Brazilian police on Friday entered a vast tract of the Amazon rainforest set aside as an indigenous reserve to evict non-indigenous farmers ordered to leave the area.
The Supreme Court ruled last month that non-indigenous residents had until last Wednesday to leave the vast Raposa Serra do Sol indigenous reserve in northern Brazil.
Most outsiders left the region by the deadline, but the owners of several large rice farms and families who worked on them were still in the area, according to the National Foundation for the Indian.

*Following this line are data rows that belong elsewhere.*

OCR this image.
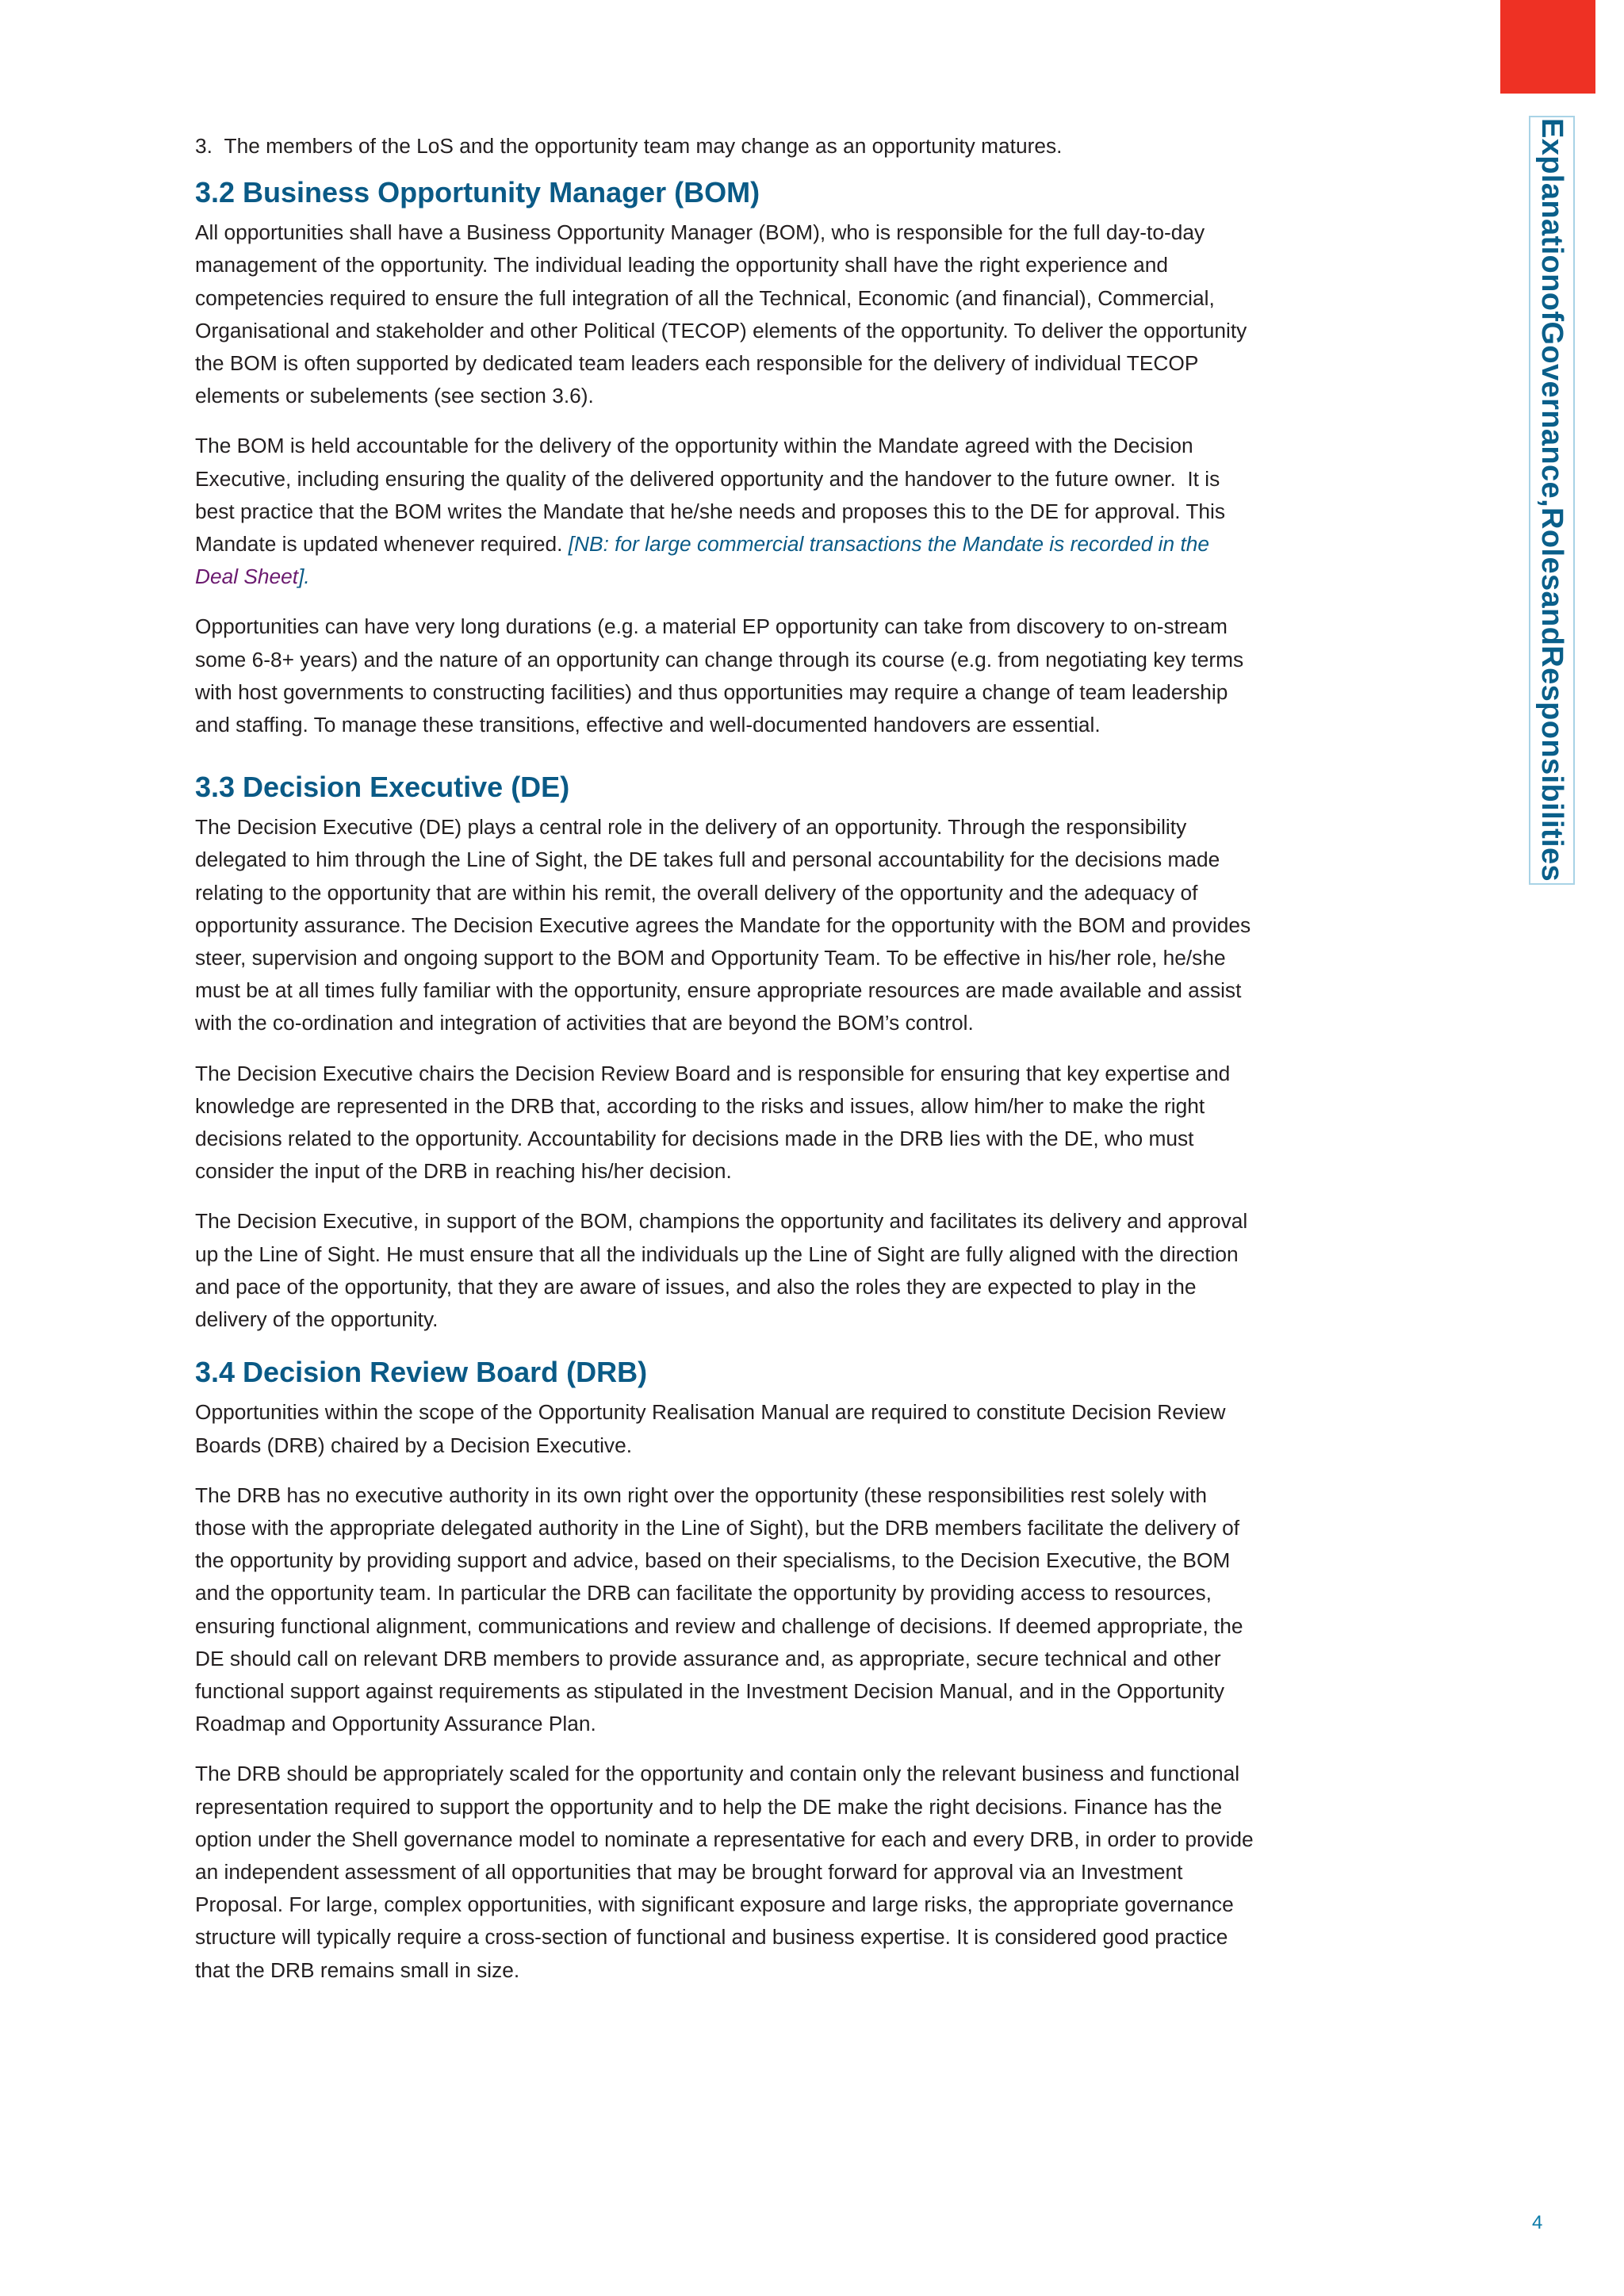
ExplanationofGovernance,RolesandResponsibilities

3.  The members of the LoS and the opportunity team may change as an opportunity matures.

3.2 Business Opportunity Manager (BOM)

All opportunities shall have a Business Opportunity Manager (BOM), who is responsible for the full day-to-day management of the opportunity. The individual leading the opportunity shall have the right experience and competencies required to ensure the full integration of all the Technical, Economic (and financial), Commercial, Organisational and stakeholder and other Political (TECOP) elements of the opportunity. To deliver the opportunity the BOM is often supported by dedicated team leaders each responsible for the delivery of individual TECOP elements or subelements (see section 3.6).

The BOM is held accountable for the delivery of the opportunity within the Mandate agreed with the Decision Executive, including ensuring the quality of the delivered opportunity and the handover to the future owner.  It is best practice that the BOM writes the Mandate that he/she needs and proposes this to the DE for approval. This Mandate is updated whenever required. [NB: for large commercial transactions the Mandate is recorded in the Deal Sheet].

Opportunities can have very long durations (e.g. a material EP opportunity can take from discovery to on-stream some 6-8+ years) and the nature of an opportunity can change through its course (e.g. from negotiating key terms with host governments to constructing facilities) and thus opportunities may require a change of team leadership and staffing. To manage these transitions, effective and well-documented handovers are essential.

3.3 Decision Executive (DE)

The Decision Executive (DE) plays a central role in the delivery of an opportunity. Through the responsibility delegated to him through the Line of Sight, the DE takes full and personal accountability for the decisions made relating to the opportunity that are within his remit, the overall delivery of the opportunity and the adequacy of opportunity assurance. The Decision Executive agrees the Mandate for the opportunity with the BOM and provides steer, supervision and ongoing support to the BOM and Opportunity Team. To be effective in his/her role, he/she must be at all times fully familiar with the opportunity, ensure appropriate resources are made available and assist with the co-ordination and integration of activities that are beyond the BOM’s control.

The Decision Executive chairs the Decision Review Board and is responsible for ensuring that key expertise and knowledge are represented in the DRB that, according to the risks and issues, allow him/her to make the right decisions related to the opportunity. Accountability for decisions made in the DRB lies with the DE, who must consider the input of the DRB in reaching his/her decision.

The Decision Executive, in support of the BOM, champions the opportunity and facilitates its delivery and approval up the Line of Sight. He must ensure that all the individuals up the Line of Sight are fully aligned with the direction and pace of the opportunity, that they are aware of issues, and also the roles they are expected to play in the delivery of the opportunity.

3.4 Decision Review Board (DRB)

Opportunities within the scope of the Opportunity Realisation Manual are required to constitute Decision Review Boards (DRB) chaired by a Decision Executive.

The DRB has no executive authority in its own right over the opportunity (these responsibilities rest solely with those with the appropriate delegated authority in the Line of Sight), but the DRB members facilitate the delivery of the opportunity by providing support and advice, based on their specialisms, to the Decision Executive, the BOM and the opportunity team. In particular the DRB can facilitate the opportunity by providing access to resources, ensuring functional alignment, communications and review and challenge of decisions. If deemed appropriate, the DE should call on relevant DRB members to provide assurance and, as appropriate, secure technical and other functional support against requirements as stipulated in the Investment Decision Manual, and in the Opportunity Roadmap and Opportunity Assurance Plan.

The DRB should be appropriately scaled for the opportunity and contain only the relevant business and functional representation required to support the opportunity and to help the DE make the right decisions. Finance has the option under the Shell governance model to nominate a representative for each and every DRB, in order to provide an independent assessment of all opportunities that may be brought forward for approval via an Investment Proposal. For large, complex opportunities, with significant exposure and large risks, the appropriate governance structure will typically require a cross-section of functional and business expertise. It is considered good practice that the DRB remains small in size.

4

Early on Friday, some 300 Federal Police agents entered the vast area to evict the holdouts, the government news wire Agencia Brasil reported.
At 17,000km², the forested territory in northern Brazil, along the border with Venezuela and Guyana, is equal to half the size of Belgium.
The farmers had earlier vowed to fight any attempt to force them out, and several stockpiled arms and threatened to blow up bridges and spike roads if police moved in.
Police have set up five operational bases in the reserve to enforce the court ruling, Agencia Brasil said.
Last month the Brazilian Supreme Court upheld the integrity of the vast reserve, issuing a final ruling on a 30-year dispute over the rights of native groups to lands in South America’s largest country.
Some 19,000 members of the indigenous Macuxi, Wapichana, Ingariko, Taurepang and Patamona tribes call the territory home.
The dispute has raged since the 1970s between the native groups seeking to protect the forest, their ancestral lands and their traditional way of life, and white agricultural and industrial interests.